Inevitavelmente alguém, em algum lugar, vai se perguntar “isto é um jogo?”, esquecendo-se que essa pergunta é irrelevante. O que importa é: essa história tinha de ser contada dessa maneira, com suas idas e vindas, com suas crescentes percepções, com descobertas que jogam nova luz sobre fragmentos banais vistos antes. E é isso que torna o jogo de Sam Barlow, responsável por Silent Hill: Shattered Memories e Silent Hill Origin, tão especial.
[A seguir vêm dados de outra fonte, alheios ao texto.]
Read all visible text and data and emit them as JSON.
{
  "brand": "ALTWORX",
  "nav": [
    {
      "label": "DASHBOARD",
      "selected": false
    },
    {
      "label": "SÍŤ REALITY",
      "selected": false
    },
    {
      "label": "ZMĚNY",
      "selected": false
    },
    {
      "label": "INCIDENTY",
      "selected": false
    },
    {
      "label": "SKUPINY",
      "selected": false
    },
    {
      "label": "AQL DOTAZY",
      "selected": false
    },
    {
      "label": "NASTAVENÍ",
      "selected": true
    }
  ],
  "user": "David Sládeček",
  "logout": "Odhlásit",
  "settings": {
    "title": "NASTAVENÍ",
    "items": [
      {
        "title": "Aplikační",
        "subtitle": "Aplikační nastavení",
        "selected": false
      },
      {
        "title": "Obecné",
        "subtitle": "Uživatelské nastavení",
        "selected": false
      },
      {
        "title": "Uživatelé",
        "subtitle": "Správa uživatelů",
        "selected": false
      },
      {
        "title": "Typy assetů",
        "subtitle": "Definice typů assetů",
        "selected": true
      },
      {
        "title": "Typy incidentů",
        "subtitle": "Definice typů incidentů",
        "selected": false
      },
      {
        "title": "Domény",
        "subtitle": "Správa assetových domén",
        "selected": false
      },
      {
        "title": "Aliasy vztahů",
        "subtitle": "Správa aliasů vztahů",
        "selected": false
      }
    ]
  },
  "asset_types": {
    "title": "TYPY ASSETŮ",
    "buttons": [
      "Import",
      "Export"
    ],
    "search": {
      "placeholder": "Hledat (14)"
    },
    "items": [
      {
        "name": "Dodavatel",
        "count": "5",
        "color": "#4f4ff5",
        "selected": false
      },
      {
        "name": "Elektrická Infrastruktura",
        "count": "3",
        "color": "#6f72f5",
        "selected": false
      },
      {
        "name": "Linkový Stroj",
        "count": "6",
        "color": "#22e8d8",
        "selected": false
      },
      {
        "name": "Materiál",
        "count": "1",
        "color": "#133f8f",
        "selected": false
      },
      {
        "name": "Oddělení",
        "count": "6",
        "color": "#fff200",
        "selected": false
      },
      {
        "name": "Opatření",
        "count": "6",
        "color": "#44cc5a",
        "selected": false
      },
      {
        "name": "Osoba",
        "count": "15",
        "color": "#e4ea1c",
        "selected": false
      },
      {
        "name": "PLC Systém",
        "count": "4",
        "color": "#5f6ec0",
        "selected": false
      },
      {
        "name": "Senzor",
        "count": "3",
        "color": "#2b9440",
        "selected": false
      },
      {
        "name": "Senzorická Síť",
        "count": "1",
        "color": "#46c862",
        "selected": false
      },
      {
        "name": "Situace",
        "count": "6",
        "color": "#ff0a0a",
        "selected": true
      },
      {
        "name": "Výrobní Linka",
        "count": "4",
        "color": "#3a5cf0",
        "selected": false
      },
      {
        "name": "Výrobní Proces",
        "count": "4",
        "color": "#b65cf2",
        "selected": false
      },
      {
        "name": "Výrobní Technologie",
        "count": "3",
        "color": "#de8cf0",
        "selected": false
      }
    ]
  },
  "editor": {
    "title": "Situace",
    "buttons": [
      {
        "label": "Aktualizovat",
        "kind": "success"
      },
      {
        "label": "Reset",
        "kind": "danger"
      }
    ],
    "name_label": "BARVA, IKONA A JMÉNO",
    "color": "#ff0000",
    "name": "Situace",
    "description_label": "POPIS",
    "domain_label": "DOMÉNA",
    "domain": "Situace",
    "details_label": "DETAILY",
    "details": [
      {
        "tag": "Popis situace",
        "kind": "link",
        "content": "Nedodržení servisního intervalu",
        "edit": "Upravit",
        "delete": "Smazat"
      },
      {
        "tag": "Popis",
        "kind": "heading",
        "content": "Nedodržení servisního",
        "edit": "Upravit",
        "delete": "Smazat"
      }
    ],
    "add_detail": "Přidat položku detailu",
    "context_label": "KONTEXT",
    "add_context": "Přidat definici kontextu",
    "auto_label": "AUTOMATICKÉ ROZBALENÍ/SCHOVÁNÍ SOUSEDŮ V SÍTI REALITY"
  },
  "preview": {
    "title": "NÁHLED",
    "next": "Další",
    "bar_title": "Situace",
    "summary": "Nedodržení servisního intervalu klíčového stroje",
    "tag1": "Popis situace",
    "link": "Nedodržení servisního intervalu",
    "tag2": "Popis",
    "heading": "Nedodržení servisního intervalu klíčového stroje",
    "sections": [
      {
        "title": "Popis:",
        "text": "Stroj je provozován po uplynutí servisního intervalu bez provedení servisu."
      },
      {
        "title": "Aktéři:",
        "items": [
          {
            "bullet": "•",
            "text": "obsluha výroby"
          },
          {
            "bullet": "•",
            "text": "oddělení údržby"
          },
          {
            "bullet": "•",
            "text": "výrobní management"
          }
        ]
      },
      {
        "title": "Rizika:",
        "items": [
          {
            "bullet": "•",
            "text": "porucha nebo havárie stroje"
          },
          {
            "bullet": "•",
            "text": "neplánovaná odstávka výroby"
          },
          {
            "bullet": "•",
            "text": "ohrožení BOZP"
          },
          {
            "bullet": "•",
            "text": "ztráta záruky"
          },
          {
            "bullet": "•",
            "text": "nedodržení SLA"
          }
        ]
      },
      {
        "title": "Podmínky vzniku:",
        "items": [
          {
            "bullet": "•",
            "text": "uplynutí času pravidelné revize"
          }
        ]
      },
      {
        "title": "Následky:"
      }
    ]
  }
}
Tanto na literatura quanto no cinema existem movimentos que buscam novas maneiras de contar uma história – contá-la de maneira não-linear é uma dessas formas. Podemos citar filmes como Pulp Fiction, Memento (Amnésia) e Primer, e a infinidade de livros que contam com flashbacks e diferentes pontos de vista para contarem suas histórias. Essa não-linearidade é diferente em cada mídia no entanto, ou ao menos pode ser – um jogo pode contar com diferentes pontos de vista e flashbacks para contar sua história, aproximando-o dos artíficios usados pelos filmes e livros, mas ele também pode contar com maneiras únicas ao seu meio. É difícil conceber um livro no qual você lesse parágrafos em ordens diferentes de acordo com sua vontade, uma descrição da página 10, um diálogo da pagina 100, para depois outra descrição da página 50… filmes e livros podem contar uma história de maneira não-linear, mas é uma não-linearidade estática, única. Continua sendo uma ordem na qual a história é contada, ainda que de maneira não convencional.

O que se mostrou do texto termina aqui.